The Federally Qualified Health Center (FQHC)
30 Million Americans’ Primary Care Doctor
In rural Mississippi, a single FQHC might be the only place within 40 miles that provides primary care, dental care, behavioral health services, and pharmacy — all on a sliding-fee scale based on income. A migrant farmworker earning $12,000 a year pays $20 for a visit.
What It Is
An FQHC is a community-based primary care organization that receives federal Section 330 grant funding through HRSA. About 1,400 FQHC organizations operate nearly 15,000 service delivery sites, serving approximately 30 million patients — roughly 1 in 11 Americans.
FQHCs provide comprehensive primary care, dental, behavioral health, and pharmacy services regardless of a patient’s ability to pay. They charge on a sliding-fee scale, and nobody is turned away.
Why It Exists
Private physician practices locate where they can be profitable: affluent suburbs, commercial corridors, cities with high concentrations of commercially insured patients. They don’t locate in rural Appalachia, inner-city neighborhoods, or migrant farmworker communities.

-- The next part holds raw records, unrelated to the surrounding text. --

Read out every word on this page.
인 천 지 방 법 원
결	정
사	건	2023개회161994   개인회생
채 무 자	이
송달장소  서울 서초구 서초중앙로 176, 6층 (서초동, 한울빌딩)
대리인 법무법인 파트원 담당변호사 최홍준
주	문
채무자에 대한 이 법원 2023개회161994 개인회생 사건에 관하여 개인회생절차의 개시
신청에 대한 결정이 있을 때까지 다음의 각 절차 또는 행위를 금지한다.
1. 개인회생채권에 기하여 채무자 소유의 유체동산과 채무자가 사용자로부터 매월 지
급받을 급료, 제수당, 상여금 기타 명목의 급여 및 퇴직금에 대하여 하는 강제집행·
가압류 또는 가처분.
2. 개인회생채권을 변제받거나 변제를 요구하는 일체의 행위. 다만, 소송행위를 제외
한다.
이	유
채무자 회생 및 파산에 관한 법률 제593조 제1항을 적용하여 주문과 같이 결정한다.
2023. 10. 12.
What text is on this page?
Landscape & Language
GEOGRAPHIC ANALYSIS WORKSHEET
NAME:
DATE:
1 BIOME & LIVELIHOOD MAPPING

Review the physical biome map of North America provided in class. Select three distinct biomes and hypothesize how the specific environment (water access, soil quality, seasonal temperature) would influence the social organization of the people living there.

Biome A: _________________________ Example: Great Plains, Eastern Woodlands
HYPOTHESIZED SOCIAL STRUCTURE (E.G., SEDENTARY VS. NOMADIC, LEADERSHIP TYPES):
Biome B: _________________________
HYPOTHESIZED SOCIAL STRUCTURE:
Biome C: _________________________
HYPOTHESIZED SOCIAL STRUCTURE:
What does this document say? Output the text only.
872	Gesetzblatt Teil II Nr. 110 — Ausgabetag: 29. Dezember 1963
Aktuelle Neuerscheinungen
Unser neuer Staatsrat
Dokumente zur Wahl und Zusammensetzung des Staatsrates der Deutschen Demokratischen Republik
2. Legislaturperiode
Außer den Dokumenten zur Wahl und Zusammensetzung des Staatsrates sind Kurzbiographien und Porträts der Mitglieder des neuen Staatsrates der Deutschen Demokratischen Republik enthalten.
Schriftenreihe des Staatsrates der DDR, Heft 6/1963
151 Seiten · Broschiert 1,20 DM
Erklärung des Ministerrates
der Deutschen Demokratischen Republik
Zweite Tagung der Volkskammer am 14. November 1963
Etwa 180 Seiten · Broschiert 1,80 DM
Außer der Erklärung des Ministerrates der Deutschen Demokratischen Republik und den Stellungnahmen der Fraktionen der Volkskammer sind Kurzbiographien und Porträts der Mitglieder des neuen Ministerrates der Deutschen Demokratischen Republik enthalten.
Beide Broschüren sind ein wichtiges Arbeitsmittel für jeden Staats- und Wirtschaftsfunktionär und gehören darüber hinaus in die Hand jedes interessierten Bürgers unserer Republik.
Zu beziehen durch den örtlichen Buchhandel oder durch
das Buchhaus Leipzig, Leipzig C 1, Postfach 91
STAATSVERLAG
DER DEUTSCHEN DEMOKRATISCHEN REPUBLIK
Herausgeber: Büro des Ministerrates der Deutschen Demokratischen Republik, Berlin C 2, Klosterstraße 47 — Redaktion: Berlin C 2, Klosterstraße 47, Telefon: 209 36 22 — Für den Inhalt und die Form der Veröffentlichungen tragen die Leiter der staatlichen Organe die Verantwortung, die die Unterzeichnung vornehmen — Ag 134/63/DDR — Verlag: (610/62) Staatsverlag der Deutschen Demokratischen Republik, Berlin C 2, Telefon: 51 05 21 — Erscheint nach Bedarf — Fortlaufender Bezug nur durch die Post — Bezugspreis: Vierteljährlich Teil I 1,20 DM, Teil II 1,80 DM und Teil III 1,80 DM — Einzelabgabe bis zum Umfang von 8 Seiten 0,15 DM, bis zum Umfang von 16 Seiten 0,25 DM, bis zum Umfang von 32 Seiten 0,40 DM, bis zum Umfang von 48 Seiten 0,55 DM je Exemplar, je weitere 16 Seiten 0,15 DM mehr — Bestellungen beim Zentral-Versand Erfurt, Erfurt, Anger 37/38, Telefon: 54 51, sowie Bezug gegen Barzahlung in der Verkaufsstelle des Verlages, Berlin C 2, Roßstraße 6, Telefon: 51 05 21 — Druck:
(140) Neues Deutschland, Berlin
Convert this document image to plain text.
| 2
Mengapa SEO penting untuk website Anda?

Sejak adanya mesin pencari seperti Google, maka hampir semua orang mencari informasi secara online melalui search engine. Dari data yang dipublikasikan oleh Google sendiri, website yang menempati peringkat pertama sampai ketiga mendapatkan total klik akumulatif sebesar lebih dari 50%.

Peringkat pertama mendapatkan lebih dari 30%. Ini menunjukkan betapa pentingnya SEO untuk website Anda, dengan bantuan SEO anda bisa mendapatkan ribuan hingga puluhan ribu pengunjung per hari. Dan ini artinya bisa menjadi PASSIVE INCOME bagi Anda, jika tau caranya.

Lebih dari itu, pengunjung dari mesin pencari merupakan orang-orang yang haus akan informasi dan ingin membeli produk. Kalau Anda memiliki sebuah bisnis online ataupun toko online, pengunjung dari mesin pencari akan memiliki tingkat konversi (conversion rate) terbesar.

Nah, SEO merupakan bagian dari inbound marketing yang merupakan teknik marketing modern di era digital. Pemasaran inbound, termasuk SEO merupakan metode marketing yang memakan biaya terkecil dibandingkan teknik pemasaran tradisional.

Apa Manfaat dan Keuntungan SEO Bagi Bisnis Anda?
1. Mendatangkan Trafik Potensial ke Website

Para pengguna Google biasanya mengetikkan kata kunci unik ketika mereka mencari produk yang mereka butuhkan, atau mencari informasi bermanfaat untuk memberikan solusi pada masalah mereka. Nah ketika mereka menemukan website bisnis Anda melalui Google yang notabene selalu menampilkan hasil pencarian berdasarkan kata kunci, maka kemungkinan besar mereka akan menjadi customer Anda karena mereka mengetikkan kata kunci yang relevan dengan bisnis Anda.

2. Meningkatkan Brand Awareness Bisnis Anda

FQHCs fill that gap. They exist because the federal government decided that primary care access in underserved areas is too important to leave to market forces.
How It’s Organized
FQHCs are standalone nonprofit organizations. Here’s the distinctive feature: a majority of the board of directors must be patients of the health center. This community governance model ensures that the people being served have a voice in how the organization is run.
FQHCs receive three financial advantages that make them viable: Section 330 grant funding (a baseline operating subsidy), enhanced Medicaid and Medicare reimbursement rates (higher than what private practices receive), and 340B drug pricing (access to deeply discounted medications). They also receive Federal Tort Claims Act coverage, reducing malpractice costs.
The Tradeoffs
The upside: Fills primary care gaps where no private practice would survive. Enhanced reimbursement makes operations viable. 340B pricing dramatically reduces medication costs for patients. FTCA coverage reduces insurance costs.
The downside: Heavy regulatory burden from HRSA. Grant funding is subject to Congressional appropriations. Board governance requirements can create management tensions. Capital for technology and facility investment is limited. Competing with better-resourced systems for workforce.
The Bottom Line
FQHCs are the largest primary care safety net in the country. They serve 30 million people — disproportionately low-income, uninsured, rural, and minority populations — with a comprehensive model that private practice economics can’t support. If you’re building products for underserved healthcare, FQHCs are your primary customer.